Within the Tech/Guru Track, there also exists the notion of specializations, or as we often put it, ‘commas’. By taking any title on the Tech/Guru track, adding a comma and then a specialization, such as automation, performance, security, data analytics or compliance, you denote that you have specialized in your skills. This helps in classifying the work you are best suited for and most appreciate doing. A non-comma’d person might have knowledge about automation or performance testing but not to the depth of capability that is required of the expert with the comma. As you move up the track, the skills matrix helps define the skills that you need to have within the specialization. For example, a Senior QA, Automation needs to be proficient with one automation framework while a QA Practitioner, Automation has to be proficient with three or more automation frameworks.
We talk a little bit at PQA about how Title and Role relate to different things. Title refers to who you are, what your skills are, what your general career path and goals are, any specializations you might have and the pay band that you fall into. Your role, conversely, refers to the group of tasks that are your responsibility in a current client engagement. A QA Practitioner might be doing a very technical engagement with a client but may have to do some of the Test Lead role tasks, such as status reporting and client communication for the team to ensure that things run smoothly.
Transparency is one of the key goals of the career path process. You know where you are, where you can go and what you need to do to get there.
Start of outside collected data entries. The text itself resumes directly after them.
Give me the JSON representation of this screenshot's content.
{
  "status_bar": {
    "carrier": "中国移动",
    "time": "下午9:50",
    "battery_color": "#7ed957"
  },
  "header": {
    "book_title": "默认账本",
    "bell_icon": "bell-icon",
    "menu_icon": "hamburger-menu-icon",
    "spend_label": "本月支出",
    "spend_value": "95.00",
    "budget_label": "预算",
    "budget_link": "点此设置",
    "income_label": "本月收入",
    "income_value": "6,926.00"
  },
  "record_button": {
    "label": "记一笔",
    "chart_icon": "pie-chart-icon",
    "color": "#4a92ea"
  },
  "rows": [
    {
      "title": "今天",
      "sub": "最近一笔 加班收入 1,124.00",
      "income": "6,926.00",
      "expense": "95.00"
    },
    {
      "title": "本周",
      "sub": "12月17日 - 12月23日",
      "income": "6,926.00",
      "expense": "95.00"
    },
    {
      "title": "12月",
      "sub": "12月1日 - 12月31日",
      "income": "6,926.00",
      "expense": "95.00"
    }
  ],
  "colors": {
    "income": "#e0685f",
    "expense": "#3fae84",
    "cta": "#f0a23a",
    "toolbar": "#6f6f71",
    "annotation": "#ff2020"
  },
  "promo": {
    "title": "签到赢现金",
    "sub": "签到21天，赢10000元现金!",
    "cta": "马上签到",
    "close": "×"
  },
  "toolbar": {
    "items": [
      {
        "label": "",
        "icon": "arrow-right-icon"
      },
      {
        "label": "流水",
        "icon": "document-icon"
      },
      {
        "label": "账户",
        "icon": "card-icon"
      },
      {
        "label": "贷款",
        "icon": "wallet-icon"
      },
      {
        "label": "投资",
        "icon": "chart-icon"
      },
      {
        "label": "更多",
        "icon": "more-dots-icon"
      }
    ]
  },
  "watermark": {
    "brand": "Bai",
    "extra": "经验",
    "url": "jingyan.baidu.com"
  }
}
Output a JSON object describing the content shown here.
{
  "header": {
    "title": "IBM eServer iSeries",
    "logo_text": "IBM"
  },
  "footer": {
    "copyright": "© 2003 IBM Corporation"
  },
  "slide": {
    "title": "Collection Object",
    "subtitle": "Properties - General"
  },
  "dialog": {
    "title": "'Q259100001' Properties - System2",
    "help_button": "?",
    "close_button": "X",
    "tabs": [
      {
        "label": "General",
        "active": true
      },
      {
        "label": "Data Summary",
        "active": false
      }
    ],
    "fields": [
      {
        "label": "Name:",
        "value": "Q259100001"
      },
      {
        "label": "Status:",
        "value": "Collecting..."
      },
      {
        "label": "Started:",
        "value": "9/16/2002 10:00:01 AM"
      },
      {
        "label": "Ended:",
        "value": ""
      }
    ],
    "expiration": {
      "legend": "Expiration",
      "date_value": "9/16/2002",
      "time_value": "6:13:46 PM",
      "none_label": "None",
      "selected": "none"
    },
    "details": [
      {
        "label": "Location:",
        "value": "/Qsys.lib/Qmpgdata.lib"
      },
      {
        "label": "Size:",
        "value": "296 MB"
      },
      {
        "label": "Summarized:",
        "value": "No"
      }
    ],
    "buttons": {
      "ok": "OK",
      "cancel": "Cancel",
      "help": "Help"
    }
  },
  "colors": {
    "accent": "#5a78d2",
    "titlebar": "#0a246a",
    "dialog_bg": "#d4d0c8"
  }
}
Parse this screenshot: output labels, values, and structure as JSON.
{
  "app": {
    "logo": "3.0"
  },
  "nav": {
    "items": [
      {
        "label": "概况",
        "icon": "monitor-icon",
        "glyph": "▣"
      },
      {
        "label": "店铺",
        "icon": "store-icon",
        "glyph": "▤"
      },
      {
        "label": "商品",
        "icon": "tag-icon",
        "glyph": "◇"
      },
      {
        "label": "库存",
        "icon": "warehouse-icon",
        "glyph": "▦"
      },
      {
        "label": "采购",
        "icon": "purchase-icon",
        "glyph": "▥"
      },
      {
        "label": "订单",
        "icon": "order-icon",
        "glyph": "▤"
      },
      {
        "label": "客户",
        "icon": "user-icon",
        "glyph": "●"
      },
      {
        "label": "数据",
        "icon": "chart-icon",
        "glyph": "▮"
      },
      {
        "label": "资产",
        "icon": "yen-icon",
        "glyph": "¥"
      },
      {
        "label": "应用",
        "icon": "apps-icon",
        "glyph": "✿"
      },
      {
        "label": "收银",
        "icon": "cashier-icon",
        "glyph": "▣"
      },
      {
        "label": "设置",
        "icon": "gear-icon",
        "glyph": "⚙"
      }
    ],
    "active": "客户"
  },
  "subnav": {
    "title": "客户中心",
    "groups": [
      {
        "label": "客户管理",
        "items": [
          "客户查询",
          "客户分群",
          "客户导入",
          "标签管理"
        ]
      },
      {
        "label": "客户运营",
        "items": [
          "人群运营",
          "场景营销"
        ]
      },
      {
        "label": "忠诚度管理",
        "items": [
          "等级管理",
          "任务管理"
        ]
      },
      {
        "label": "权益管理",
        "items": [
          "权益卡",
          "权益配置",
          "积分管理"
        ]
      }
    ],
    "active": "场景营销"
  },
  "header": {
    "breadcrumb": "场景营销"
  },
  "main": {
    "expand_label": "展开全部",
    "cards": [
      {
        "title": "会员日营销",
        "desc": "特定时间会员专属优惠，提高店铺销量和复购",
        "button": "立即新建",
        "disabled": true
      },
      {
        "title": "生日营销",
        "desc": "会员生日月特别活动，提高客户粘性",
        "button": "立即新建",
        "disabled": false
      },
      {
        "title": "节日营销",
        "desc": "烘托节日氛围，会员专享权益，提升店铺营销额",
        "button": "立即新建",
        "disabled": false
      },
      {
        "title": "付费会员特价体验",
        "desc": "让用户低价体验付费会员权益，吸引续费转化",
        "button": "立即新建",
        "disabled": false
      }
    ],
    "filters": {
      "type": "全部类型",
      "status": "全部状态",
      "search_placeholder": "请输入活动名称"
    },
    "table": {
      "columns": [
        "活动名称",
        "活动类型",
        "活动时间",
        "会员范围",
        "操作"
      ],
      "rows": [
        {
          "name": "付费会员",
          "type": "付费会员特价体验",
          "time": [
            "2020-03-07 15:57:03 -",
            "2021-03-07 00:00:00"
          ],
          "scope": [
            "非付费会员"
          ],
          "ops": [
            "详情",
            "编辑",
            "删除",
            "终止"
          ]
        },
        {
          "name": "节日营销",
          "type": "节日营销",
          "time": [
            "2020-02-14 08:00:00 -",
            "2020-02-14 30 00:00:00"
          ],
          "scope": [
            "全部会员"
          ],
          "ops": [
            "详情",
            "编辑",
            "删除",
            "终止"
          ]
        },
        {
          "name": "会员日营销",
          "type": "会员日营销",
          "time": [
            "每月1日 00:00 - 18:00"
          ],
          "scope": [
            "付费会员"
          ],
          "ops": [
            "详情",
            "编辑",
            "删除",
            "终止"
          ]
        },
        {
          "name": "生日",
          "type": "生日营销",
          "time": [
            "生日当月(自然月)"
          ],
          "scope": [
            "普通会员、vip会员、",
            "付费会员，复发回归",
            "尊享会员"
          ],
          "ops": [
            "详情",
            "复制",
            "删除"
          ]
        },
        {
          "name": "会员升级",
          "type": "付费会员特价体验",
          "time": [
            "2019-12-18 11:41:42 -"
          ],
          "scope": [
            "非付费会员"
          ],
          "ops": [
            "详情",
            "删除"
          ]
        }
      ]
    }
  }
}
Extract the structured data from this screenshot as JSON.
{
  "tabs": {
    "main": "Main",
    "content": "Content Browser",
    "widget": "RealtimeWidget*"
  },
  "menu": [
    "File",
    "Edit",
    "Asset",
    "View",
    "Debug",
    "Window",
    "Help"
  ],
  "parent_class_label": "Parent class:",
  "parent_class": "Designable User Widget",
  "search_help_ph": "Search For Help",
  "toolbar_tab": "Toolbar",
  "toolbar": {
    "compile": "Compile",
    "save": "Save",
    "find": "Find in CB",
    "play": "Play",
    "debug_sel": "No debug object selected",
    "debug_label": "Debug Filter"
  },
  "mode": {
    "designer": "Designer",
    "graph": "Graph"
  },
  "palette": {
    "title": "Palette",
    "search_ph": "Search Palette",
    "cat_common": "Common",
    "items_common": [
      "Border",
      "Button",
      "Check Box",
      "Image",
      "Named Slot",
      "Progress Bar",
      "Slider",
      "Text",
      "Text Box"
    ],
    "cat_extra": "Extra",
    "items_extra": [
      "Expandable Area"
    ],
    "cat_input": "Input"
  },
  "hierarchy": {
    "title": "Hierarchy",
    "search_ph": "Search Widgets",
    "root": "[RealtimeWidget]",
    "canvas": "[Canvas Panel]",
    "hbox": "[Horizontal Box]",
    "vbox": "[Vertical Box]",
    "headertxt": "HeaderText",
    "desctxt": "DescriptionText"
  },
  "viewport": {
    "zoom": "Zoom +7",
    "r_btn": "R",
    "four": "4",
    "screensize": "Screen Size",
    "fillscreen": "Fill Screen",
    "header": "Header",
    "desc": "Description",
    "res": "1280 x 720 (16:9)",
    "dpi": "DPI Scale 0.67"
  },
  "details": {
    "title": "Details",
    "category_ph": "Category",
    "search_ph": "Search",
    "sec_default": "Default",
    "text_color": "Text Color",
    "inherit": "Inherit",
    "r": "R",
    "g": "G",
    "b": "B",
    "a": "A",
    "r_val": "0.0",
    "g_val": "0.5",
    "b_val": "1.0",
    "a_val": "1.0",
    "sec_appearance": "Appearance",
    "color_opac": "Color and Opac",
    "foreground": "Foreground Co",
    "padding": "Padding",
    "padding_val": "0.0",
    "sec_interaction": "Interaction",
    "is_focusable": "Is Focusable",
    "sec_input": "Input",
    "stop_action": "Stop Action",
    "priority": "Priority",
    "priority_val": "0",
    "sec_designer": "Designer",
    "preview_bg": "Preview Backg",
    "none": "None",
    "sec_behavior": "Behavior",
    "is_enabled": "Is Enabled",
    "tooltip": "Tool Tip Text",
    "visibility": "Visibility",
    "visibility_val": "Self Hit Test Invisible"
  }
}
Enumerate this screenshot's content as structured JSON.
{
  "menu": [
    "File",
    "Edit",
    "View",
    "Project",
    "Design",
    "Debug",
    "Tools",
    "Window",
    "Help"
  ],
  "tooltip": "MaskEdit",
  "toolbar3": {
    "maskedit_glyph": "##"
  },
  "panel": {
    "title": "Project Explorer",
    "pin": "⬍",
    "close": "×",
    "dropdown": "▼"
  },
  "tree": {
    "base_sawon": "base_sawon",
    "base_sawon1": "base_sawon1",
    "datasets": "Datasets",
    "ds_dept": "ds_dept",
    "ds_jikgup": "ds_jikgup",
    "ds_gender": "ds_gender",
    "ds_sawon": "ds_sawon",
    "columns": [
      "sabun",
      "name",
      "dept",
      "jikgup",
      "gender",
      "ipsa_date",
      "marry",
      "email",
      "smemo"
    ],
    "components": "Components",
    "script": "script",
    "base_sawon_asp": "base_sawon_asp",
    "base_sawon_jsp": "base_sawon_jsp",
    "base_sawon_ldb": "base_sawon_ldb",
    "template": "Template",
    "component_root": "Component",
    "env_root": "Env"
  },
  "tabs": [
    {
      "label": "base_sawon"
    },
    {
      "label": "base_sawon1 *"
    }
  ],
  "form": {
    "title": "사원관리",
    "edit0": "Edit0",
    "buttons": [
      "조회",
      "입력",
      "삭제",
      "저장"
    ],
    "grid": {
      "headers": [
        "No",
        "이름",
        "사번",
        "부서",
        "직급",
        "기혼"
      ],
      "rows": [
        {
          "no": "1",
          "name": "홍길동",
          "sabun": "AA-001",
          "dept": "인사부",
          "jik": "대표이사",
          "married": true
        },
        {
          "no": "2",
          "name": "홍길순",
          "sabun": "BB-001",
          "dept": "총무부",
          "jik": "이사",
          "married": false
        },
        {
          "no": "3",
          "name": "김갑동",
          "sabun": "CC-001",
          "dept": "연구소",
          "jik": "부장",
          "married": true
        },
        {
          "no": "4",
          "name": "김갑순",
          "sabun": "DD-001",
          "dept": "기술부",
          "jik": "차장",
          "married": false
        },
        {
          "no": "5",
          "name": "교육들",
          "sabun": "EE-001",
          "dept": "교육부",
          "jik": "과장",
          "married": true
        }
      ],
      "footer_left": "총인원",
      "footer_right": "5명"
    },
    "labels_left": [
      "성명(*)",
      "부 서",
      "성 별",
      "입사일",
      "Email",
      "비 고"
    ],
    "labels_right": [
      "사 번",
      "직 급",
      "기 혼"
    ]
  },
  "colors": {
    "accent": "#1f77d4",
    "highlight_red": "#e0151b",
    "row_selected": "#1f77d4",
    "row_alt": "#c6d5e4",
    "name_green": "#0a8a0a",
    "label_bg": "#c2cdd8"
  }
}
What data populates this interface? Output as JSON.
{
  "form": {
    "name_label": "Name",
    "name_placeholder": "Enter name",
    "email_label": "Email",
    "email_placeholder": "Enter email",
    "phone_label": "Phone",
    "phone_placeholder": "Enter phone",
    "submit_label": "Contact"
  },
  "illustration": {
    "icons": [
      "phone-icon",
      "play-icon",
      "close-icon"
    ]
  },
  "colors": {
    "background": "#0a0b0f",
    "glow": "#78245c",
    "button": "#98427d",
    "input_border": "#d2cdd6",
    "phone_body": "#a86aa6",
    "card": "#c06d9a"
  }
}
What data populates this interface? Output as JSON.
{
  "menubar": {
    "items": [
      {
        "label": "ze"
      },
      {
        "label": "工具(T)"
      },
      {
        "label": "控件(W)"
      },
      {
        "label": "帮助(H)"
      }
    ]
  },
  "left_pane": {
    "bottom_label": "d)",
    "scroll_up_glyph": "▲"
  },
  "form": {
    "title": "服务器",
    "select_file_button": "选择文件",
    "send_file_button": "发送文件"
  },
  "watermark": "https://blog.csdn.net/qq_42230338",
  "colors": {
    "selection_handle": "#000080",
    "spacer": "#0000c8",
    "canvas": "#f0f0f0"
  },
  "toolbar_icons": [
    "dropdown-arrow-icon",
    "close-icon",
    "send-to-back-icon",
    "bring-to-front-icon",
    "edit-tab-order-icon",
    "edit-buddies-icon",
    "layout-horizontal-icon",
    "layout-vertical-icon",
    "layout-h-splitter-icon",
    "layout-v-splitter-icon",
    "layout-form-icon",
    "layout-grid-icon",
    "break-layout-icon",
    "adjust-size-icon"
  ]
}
This protects diversity in that the criteria for having a title are clearly outlined and the same for everyone. A manager knows these criteria and can have growth conversations with their people to help them gain the skills to make it to the next title. People who are more assertive or extroverted are not rewarded with management jobs that restrict the growth of more reserved but just as talented individuals. At PQA, we also recognize the fact that there is as much value in core, foundational testing skills as there are in the specializations. This means that if you are not a coder but still have valuable experience that you can be paid comparably – I haven’t been able to find a statistic to back this up but a quick look at my network indicates that male-female ratios in automation are a lot more male-skewed than in manual testing.
There are many factors contributing to diversity at PQA but it takes many factors to have a welcoming working environment for a diverse workforce. Having a modern approach to titling and roles is a fundamental cornerstone in your diversity strategy.